Asia still top executioner but more divided than ever: Hands Off Cain Report
“Asia is responsible for 98.4% of the executions worldwide, with the 3 main executioner countries being China, Iran and North Korea, all illiberal countries where official information about the use of the death penalty is shrouded in secrecy. This explains how the abolition of the death penalty is linked to the battle for democracy and rule of law,” said Elisabetta Zamparutti, who supervised the publication of the report.
Top 3 executioners: China, Iran and North Korea
Relying on the number of death penalty cases reviewed by the Supreme People’s Court (SPC), Hands Off Cain estimates that about 5,000 executions took place in China in 2010, representing 85.6%, of the world total.
In 2007, a legal reform required that every capital sentence be reviewed by the SPC. In 2010 only, it dealt with 12,086 cases of various types.
Although China still executes thousands of people, it has also reduced the scope of the death penalty: “On February 25, 2011, China dropped the death penalty for 13 non-violent crimes and banned capital punishment for offenders over the age of 75 in a move seen as symbolic but unlikely to significantly reduce executions.”

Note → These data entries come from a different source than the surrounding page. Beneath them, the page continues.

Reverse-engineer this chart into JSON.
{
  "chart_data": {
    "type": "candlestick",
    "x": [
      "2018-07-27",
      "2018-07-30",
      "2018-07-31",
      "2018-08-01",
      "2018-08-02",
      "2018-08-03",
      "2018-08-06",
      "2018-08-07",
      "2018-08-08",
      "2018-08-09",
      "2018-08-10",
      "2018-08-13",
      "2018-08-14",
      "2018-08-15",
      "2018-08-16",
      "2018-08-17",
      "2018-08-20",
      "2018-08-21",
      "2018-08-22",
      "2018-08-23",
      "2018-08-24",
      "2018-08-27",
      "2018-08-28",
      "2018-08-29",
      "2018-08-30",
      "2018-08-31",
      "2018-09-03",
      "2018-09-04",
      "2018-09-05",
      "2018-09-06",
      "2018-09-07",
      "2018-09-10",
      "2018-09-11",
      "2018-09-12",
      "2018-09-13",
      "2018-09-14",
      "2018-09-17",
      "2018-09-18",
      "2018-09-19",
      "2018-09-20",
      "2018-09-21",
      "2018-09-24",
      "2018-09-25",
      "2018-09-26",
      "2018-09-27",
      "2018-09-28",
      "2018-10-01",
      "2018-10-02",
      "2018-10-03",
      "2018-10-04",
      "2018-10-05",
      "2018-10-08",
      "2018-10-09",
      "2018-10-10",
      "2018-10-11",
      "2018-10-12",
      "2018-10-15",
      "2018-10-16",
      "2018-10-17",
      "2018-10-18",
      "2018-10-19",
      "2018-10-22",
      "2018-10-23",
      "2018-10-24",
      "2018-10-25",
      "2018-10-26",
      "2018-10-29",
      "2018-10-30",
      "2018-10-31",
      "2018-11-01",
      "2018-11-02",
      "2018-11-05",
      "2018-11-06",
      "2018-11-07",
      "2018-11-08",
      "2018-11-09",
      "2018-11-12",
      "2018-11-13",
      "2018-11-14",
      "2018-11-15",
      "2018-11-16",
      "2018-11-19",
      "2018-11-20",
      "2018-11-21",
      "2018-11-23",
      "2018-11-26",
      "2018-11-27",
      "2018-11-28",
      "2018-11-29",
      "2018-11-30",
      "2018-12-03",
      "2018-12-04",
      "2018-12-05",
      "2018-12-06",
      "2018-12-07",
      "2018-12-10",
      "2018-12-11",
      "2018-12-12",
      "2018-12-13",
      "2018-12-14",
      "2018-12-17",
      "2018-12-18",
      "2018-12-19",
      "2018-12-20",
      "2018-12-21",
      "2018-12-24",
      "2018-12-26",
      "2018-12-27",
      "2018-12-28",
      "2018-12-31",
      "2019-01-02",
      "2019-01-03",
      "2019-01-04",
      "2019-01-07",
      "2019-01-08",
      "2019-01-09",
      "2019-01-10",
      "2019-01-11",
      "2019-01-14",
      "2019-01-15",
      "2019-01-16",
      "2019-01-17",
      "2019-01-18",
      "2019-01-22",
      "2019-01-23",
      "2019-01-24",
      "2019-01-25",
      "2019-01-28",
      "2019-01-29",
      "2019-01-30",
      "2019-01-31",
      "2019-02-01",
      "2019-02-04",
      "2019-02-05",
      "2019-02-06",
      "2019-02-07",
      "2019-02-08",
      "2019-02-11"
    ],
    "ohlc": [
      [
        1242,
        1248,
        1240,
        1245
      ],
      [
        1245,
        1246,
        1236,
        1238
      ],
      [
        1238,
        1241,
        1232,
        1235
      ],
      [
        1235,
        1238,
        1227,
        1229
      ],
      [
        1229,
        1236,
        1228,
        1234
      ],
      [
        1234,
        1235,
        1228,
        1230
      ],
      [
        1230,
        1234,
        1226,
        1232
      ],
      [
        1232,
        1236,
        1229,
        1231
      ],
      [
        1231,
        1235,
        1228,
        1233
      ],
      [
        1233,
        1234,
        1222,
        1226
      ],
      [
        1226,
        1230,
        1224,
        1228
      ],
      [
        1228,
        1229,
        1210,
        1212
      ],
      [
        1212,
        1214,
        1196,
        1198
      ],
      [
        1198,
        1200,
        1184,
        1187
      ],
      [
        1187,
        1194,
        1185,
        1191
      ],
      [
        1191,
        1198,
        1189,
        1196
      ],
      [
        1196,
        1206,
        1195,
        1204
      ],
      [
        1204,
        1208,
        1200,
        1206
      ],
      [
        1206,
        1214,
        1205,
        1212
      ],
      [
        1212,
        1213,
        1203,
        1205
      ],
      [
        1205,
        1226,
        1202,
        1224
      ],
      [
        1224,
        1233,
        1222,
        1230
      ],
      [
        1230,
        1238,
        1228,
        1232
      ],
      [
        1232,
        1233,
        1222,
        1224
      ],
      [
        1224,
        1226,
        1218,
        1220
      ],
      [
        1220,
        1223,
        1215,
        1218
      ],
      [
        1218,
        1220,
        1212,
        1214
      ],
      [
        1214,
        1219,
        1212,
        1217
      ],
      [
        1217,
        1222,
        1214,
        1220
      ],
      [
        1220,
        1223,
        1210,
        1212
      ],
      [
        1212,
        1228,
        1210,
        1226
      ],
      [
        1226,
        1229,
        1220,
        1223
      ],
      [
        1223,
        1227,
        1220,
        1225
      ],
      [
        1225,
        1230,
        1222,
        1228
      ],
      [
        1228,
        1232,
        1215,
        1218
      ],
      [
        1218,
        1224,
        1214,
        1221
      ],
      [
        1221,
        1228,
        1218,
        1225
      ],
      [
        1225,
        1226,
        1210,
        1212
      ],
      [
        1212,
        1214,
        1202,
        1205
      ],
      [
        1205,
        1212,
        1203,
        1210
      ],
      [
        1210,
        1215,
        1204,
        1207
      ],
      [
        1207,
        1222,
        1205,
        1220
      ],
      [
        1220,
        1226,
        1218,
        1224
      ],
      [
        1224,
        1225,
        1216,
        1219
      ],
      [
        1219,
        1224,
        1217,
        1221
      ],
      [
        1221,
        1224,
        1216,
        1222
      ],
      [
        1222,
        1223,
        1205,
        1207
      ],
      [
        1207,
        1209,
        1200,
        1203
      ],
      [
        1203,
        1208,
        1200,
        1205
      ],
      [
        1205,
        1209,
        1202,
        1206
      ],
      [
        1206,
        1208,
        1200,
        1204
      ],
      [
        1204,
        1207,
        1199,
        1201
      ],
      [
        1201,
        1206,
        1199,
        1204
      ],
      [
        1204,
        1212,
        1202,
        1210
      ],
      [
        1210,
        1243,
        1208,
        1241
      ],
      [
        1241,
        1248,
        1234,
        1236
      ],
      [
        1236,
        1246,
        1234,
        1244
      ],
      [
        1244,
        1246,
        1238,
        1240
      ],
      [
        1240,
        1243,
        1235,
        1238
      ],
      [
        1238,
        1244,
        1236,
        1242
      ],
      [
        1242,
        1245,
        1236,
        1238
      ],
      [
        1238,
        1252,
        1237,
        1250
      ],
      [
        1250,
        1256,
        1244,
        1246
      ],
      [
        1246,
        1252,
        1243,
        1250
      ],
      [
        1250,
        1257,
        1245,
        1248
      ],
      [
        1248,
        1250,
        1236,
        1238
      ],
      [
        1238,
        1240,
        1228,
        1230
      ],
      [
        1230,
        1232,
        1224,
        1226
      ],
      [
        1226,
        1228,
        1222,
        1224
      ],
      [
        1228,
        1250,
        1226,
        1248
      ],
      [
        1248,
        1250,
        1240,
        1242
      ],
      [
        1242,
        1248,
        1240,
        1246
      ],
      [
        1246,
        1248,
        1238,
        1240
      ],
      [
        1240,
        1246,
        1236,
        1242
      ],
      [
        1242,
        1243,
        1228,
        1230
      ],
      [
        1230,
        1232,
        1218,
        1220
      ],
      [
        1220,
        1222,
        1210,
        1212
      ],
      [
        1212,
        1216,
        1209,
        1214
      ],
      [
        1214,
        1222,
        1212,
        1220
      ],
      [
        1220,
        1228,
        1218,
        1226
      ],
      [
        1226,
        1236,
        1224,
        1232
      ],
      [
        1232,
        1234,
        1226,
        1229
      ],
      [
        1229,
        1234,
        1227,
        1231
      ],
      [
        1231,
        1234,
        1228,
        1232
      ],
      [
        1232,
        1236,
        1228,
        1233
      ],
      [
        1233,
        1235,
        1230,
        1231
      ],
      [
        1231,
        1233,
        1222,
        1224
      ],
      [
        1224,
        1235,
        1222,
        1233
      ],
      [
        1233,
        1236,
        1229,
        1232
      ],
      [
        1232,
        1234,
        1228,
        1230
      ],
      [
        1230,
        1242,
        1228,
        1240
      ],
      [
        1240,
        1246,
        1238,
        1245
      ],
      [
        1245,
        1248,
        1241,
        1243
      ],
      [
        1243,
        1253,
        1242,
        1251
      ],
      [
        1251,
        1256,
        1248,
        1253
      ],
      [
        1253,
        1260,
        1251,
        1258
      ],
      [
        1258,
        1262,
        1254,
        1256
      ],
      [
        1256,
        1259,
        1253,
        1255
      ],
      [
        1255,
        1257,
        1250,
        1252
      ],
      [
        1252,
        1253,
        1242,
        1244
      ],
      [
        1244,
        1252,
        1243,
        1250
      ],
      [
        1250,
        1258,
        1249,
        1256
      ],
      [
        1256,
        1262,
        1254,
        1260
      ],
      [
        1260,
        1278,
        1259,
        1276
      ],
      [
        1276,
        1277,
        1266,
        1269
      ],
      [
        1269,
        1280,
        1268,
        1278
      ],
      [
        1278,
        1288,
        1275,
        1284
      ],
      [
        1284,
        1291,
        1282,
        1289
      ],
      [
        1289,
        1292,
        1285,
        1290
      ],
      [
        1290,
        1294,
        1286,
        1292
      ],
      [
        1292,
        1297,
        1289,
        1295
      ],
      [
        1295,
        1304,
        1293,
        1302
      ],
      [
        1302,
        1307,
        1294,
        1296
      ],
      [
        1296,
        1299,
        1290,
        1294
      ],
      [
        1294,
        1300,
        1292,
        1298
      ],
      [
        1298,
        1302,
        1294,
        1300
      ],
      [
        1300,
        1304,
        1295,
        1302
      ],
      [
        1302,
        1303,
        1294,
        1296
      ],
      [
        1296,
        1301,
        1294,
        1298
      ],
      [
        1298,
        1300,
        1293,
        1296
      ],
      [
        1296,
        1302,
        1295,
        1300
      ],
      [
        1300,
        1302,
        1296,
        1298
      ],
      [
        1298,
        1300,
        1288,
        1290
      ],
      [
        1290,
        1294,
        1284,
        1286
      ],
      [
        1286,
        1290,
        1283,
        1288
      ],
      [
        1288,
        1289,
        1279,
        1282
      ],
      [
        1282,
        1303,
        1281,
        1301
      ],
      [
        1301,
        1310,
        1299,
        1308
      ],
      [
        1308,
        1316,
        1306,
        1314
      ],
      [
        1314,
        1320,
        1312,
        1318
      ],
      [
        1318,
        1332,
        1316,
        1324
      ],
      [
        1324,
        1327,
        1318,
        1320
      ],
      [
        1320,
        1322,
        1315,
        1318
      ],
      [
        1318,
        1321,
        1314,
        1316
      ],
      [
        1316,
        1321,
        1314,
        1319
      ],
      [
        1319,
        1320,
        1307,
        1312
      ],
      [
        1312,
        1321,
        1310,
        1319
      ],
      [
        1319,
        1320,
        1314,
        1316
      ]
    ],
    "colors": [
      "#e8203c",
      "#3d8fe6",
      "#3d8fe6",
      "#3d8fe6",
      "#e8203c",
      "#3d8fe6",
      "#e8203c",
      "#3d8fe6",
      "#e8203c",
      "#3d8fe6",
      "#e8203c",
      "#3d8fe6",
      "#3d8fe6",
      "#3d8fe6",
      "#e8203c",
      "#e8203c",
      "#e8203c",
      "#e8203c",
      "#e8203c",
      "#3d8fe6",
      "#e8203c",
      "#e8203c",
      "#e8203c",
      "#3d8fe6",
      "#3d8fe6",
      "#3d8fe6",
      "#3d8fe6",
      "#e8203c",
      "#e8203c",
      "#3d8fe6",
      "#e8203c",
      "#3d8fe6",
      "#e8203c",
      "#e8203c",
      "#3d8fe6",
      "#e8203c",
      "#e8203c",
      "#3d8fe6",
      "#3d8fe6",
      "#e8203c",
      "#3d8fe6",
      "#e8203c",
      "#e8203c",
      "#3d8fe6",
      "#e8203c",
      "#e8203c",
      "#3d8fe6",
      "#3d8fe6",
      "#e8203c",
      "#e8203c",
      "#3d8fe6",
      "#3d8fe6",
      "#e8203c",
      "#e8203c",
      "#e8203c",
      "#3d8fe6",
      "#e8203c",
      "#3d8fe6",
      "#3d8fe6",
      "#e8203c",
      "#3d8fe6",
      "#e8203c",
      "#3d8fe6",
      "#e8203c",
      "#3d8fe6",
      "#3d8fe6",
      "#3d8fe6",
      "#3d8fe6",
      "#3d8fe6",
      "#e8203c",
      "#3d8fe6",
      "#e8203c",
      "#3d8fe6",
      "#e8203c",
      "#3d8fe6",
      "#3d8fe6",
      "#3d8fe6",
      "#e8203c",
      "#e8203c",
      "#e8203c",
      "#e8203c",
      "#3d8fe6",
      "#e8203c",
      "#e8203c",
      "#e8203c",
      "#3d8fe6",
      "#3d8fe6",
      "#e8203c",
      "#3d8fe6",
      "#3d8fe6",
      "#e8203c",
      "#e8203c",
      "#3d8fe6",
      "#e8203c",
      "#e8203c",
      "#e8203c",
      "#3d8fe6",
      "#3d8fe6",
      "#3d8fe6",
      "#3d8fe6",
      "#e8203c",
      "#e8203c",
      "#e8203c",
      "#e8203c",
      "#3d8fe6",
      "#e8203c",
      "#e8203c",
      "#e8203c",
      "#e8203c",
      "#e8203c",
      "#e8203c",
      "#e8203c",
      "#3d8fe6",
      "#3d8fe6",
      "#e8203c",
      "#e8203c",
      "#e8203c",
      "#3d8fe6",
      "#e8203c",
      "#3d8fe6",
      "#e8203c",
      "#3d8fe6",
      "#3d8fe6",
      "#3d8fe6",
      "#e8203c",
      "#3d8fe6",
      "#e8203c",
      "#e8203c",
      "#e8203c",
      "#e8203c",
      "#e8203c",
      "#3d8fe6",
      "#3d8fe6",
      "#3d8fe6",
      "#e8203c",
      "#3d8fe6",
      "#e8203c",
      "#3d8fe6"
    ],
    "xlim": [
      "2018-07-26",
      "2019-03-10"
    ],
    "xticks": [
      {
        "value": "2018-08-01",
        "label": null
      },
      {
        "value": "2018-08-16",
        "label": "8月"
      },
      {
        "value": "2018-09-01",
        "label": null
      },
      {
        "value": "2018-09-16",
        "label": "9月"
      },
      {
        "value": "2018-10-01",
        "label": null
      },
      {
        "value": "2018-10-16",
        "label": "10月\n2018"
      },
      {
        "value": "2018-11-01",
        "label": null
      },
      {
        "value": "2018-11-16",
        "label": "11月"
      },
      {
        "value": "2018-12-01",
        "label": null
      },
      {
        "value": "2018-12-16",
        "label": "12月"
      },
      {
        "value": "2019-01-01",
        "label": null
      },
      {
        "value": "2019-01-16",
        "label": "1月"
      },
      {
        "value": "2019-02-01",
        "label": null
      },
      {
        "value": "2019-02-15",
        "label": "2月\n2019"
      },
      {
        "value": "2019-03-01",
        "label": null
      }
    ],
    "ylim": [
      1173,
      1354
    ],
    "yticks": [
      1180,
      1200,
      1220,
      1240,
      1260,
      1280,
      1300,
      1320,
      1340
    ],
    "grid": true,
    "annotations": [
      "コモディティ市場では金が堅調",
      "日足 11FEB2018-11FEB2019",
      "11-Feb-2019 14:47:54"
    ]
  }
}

Referring to Iran Human Rights’ report, Hands Off Cain confirms that Iran put at least 546 people to death. It also stresses that in violation of international standards, Iran conducted public executions and “Iran was the only known country to carry out the death penalty in cases involving those who were minors at the time of their crimes”, at least 2 in 2010 and 3 in 2011.
Consistent with Amnesty International figures for 2010, Hands Off Cain reports that at least 60 executions took place in North Korea. Worried about increasing public executions, the report states that “in a bid to tighten controls amid the designation of North Korean leader’s son Kim Jong-un as his father’s heir, Kim Jong-un has called for “gunshots across the country”. Kim Jong-il did exactly the same thing when he took power. “
Significant political and legislative steps towards abolition in the region
Despite those worrying figures, positive steps were taken by several Asian countries. During the reporting period, the government of Thailand has declared its intention to abolish the death penalty, as announced in the human rights plan for the years 2009-2013.
In January 2010, Mongolia’s President announced a moratorium on the death penalty and a law came into effect in Viet Nam eliminating the death penalty for eight crimes.
In Tajikistan, a Working Group on the Abolition of the Death Penalty was established in April 2010.
Indonesia has not executed anyone since 2008 and Hands off Cain explains that “there has been a discernible shift in attitude. Perhaps the best explanation for the new reluctance to carry out executions lies with a seminal ruling by the Constitutional Court in 2008, saying capital punishment should be used sparingly and those on death row should be given the chance to rehabilitate.”
In 2010, for the sixth year in a row, India has not carried out a death sentence. On February 10, 2010, the Supreme Court held that long incarceration and socio-economic factors leading to crime are relevant and mitigating considerations for commuting a death sentence to life imprisonment. In 2010, 13 commutations were decided by Indian president Pratibha Devisingh Patil and Harm Reduction International reported that in 2011 Bombay High Court struck down the mandatory death penalty for drug offences.
More recently, in May 2011, Myanmar’s new President commuted all death sentences to life imprisonment.
The 2011 Report on the death penalty worldwide was presented at the headquarters of Hands Off Cain in Rome on August 4, 2011 with the presence of Italian Foreign Minister Franco Frattini and Education Minister and Transitional Tunisian Government spokesperson Taïeb Baccouche.